DCN-YOLO achieved an AP improvement of more than 10 percentage points compared to traditional two-stage detectors (Faster R-CNN, Cascade R-CNN, and ATSS). This shows that DCN-YOLO can more effectively capture small object features and reduce missed detection by optimising feature extraction and multi-scale information fusion. At the same time, DCN-YOLO achieved an AP50 of 56.6, significantly higher than Cascade R-CNN’s 30.8 and Faster R-CNN’s 26.3, indicating its superior performance in terms of high recall detection.
Compared to other YOLO series algorithms (YOLOv5s and YOLOv8s), DCN-YOLO improved the AP metric by 6.7 and 12.3 percentage points, respectively. The DCN-YOLO had improved accuracy over the current YOLOV9 through YOLOv11 [42], indicating that it was deeply optimised for small-object detection while maintaining the high efficiency of the YOLO structure.
DCN-YOLO still showed a clear advantage over the transformer-based DETR series (DETR, Deformable-DETR and DAB-DETR). DETR performed poorly on small-object detection tasks due to the limitations of its fixed position coding, with an AP of only 2.7, while even the improved Deformable-DETR only achieved an AP of 17.0, which was still 6.9 percentage points lower than that of DCN-YOLO. This shows that DCN-YOLO avoids the inherent defects of the transformer structure in detecting small objects while maintaining high detection accuracy and has better generalisation ability and stability.
DCN-YOLO even outperformed the specially optimised small-object detection network FSANet, demonstrating DCN-YOLO’s excellent global perception capabilities.
DCN-YOLO achieved 6.4 on A P v t , which was lower than Faster R-CNN’s 11.3, Cascade R-CNN’s 9.9, and the highest in the DETR series, Deformable-DETR’s 7.2, but higher than QueryDet’s 2.4 and FSANet’s 6.3. This shows that DCN-YOLO’s ability to detect very small objects is lower than that of the two-stage object detectors, which is attributed to DCN-YOLO’s limited feature extraction ability for extremely small targets covered by noise. For the three metrics A P t , A P s , and A P m , DCN-YOLO achieved 22.1, 36.9, and 46.2, respectively. This was due to its excellent feature extraction ability in the global receptive field for targets with many pixels.
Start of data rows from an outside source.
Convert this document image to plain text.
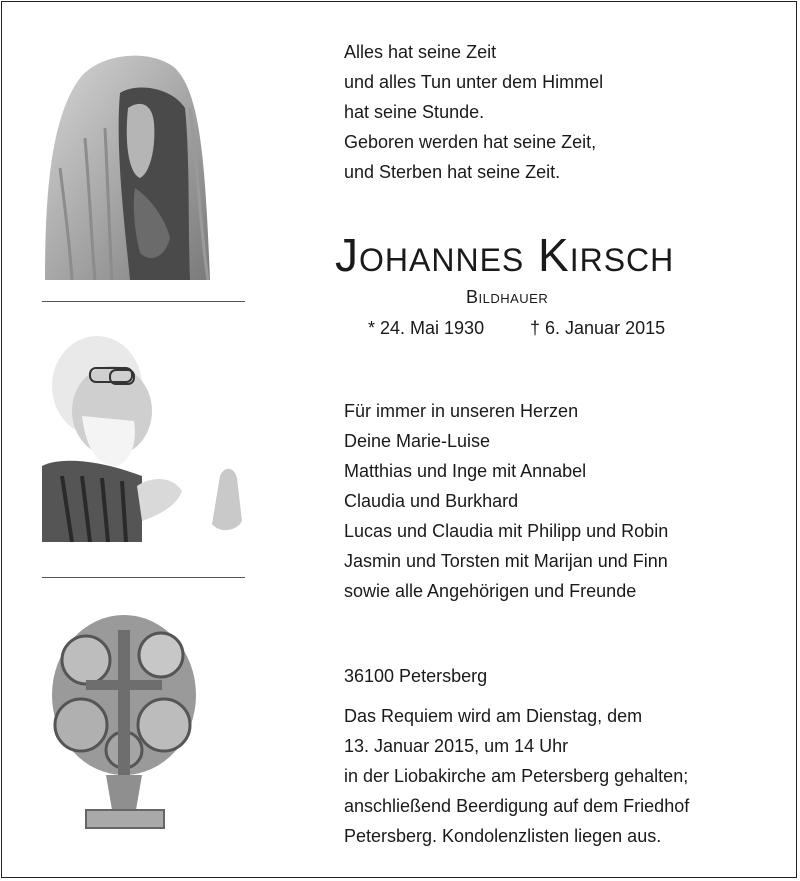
Alles hat seine Zeit
und alles Tun unter dem Himmel
hat seine Stunde.
Geboren werden hat seine Zeit,
und Sterben hat seine Zeit.
Johannes Kirsch
Bildhauer
* 24. Mai 1930	† 6. Januar 2015
Für immer in unseren Herzen
Deine Marie-Luise
Matthias und Inge mit Annabel
Claudia und Burkhard
Lucas und Claudia mit Philipp und Robin
Jasmin und Torsten mit Marijan und Finn
sowie alle Angehörigen und Freunde
36100 Petersberg
Das Requiem wird am Dienstag, dem
13. Januar 2015, um 14 Uhr
in der Liobakirche am Petersberg gehalten;
anschließend Beerdigung auf dem Friedhof
Petersberg. Kondolenzlisten liegen aus.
DCN-YOLO has the advantages of high computational efficiency and being a lightweight model while maintaining high detection accuracy, making it more competitive in practical applications.

3.3.4. DCN-YOLO Analysis on USOD

Experimental results on the USOD dataset showed that DCN-YOLO achieved the best detection performance with extremely high parameter efficiency; the inference performance is shown in Figure 10. Compared to other mainstream object detection algorithms, DCN-YOLO performed well on key metrics such as precision (91.2), AP (48.1), and AP50 (88.5), demonstrating excellent detection capabilities and lightweight advantages, as shown in Table 4.
Compared with DSSD and RefineDet, DCN-YOLO’s precision was significantly better. At the same time, in terms of AP50, DCN-YOLO reached 88.5, which was 35.4 higher than DSSD, indicating that it had stronger detection capabilities on small objects and in complex background scenes.
Compared to YOLOv3, YOLOv4, YOLOv5m, and YOLOv8m, DCN-YOLO still maintained a leading advantage in the three core precision indicators, precision, AP50, and AP. Precision was 0.2 better than that of THP-YOLOv5 and better than that of YOLOv8m and YOLOv5m. AP50 was slightly lower than that of THP-YOLOv5, while AP reached 48.1, far exceeding all other methods, such as YOLOv8m’s 32.4 and YOLOv5m’s 32.3, an improvement of more than 15 percentage points.
In addition, DCN-YOLO had only 7.6 M parameters, making it the lightest model of all the methods. In contrast, YOLOv5m (20.9 M) and YOLOv8m (29.7 M) were 2.7 and 3.9 times larger than DCN-YOLO, respectively. THP-YOLOv5 had almost six times the parameters of DCN-YOLO, but its AP was still lower than that of DCN-YOLO (32.1 vs. 48.1).
Experimental results of DCN-YOLO on the USOD dataset show that it had the best balance between accuracy, detection performance, and model lightness. DCN-YOLO not only had the best AP and accuracy but also achieved performance far beyond other methods with a very low number of parameters (7.6 M), demonstrating extremely high computational efficiency and hardware adaptability. As a result, DCN-YOLO is currently the most advantageous object detection model for USOD tasks and is particularly suitable for application scenarios where accuracy and computational resources are tightly constrained.

4. Conclusions

In this study, we proposed the DCN-YOLO algorithm for the challenging task of small-object detection in remote sensing images. Through an innovative network structure design, especially the introduction of the dilated convolutional residual feature extraction module (DCR) and the context aggregation module (CONTEXT), DCN-YOLO achieved excellent performance on the AI-TOD dataset. However, there are some limitations to this research. There is room for improvement in the detection accuracy of some specific category goals, and it may be necessary to further optimise the model structure or add training strategies for specific category goals. Future work could consider further exploring how to better integrate multimodal information to further improve the model’s ability to detect small objects in complex backgrounds. At the same time, the application of the model to more practical scenarios should be explored and verified on large datasets to further verify the effectiveness and generalisability of the model. In addition, the computational efficiency and real-time nature of the model are also important considerations in practical applications. In future work, we will continue to explore more lightweight target detectors and deploy them on platforms with limited computing resources to verify performance in the real world.

Author Contributions

Methodology, M.X.; writing, Q.T. and Y.T.; funding acquisition, X.F., H.S. and W.H. All authors have read and agreed to the published version of the manuscript.

Funding

The APC was funded by Xi’an Institute of Optics and Precision Mechanics of CAS.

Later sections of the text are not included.